А я смеюсь над Богом, подумала я. Я не вижу никакого смысла в том, чему Тим учит и во что он верит и в тех мучениях, что он испытывает из-за всяких проблем. Я дурачу себя. В своей изощренной манере, однако я все-таки понимаю. Посмотрите на него, как он прислуживает этому невоспитанному коту. Он — этот ребенок — стал бы ветеринаром, если бы его не искалечили, искромсав его разум. Что там Кирстен рассказывала мне? Он боится садиться за руль, он перестает выносить мусор, не моется и, наконец, плачет. Я тоже плачу, подумала я, и иногда у меня скапливается мусор, а однажды на мотоцикле «хоффман» я едва не врезалась в бок автомобиля, и мне пришлось съехать на обочину. Заприте и меня, подумала я, заприте нас всех. Это что ли и есть несчастье Кирстен, иметь такого мальчика сыном?
— Есть чем еще покормить ее? Она все еще голодна, — сказал Билл.
— Все, что найдешь в холодильнике. Сам не хочешь поесть?
— Не, спасибо. — Он снова погладил старого ужасного кота — кота, который никогда ни на кого не обращал внимания. Он приручил это животное, подумала я, сделал таким же, какой он сам: прирученный.
— Ты приехал сюда на автобусе?
— Да, — кивнул он. — Мне пришлось сдать водительские права. Раньше я водил, но… — Он замолчал.
— Я тоже езжу на автобусе.
— У меня была настоящая классная машина, — сообщил Билл. — «шевроле-шеви» пятьдесят шестого года. С восьмицилиндровым двигателем, с «большой восьмеркой», что они делали. «Шевроле» делали с восемью цилиндрами еще только второй год, первым был пятьдесят пятый.
— Это очень дорогие машины.
— Да. «Шевроле» придали ту новую форму кузова. У старого он выше и короче, а новый такой длинный. Разница между «шеви» пятьдесят пятого и пятьдесят шестого в передней решетке. Если на решетке есть поворотники, то можно сказать, что это модель пятьдесят шестого года.
— Где ты живешь? — спросила я. — В Сан-Франциско?
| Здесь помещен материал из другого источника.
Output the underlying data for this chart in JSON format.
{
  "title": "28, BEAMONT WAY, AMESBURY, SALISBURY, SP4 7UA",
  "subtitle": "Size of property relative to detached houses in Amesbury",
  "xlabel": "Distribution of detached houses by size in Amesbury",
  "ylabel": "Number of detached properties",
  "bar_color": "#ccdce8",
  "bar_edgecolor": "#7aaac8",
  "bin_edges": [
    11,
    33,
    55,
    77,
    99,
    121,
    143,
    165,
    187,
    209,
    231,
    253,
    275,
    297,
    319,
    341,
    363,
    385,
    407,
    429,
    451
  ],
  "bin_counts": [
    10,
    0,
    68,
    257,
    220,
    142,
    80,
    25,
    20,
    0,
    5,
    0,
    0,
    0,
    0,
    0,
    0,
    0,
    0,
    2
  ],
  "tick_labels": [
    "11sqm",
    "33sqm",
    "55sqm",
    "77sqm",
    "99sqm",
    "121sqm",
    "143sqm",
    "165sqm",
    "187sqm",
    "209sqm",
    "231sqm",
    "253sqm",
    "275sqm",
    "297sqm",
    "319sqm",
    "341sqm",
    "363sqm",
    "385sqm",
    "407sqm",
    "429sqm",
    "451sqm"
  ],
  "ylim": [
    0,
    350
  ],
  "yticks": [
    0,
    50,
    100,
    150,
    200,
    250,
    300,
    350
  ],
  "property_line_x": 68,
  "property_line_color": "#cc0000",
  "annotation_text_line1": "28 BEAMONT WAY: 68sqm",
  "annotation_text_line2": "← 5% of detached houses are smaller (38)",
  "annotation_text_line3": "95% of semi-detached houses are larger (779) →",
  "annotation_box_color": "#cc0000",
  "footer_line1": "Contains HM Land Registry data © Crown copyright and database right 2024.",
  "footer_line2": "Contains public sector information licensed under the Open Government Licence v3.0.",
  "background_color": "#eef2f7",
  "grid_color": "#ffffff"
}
— Я нигде не живу. Я вышел из больницы в Напе на той неделе. Они выпустили меня, потому что Кирстен больна. Я добрался сюда автостопом. Мужик подвез меня на спортивном «стингрее». — Он улыбнулся. — Эти «корветты» нужно прогонять по автостраде каждую неделю, иначе у них образуется слой нагара в двигателе. Тот источал сажу всю дорогу. Что мне не нравится в «корветте», так это его кузов из стеклопластика, его нельзя починить. — Потом добавил: — Но они определенно красивы. У того мужика был белый. Забыл год, хотя он мне называл. Мы разогнались до сотни, но копы всегда следят за «корветтами» в надежде, что они превысят скорость. Часть дороги дорожный патруль маячил за нами, но ему пришлось включить сирену и убраться — где-то произошла авария. Мы показали ему средний палец, когда он проезжал мимо. Он взбесился, но не мог нас привлечь, потому что слишком спешил.
Я спросила его, на сколько только могла тактично, зачем он приехал ко мне.
— Я хотел спросить тебя о кое-чем. Я один раз встречался с твоим мужем. Тебя не было дома, ты работала или что-то еще. Он был здесь один. Его звали Джефф?
— Да.
— Я хотел узнать… — Билл нерешительно замолчал. — Ты мне можешь сказать, почему он покончил с собой?
— Подобные вещи всегда обусловлены множеством факторов.
Я села за стол, лицом к нему.
— Я знаю, что он был влюблен в мою мать.
— Taк ты знаешь это!
— Да, мне сказала Кирстен. Это была главная причина?
— Возможно.
— А какие были другие причины?
Я молчала.
— Можешь сказать мне одну вещь, — продолжил Билл, — одну личную вещь? У него были психические нарушения?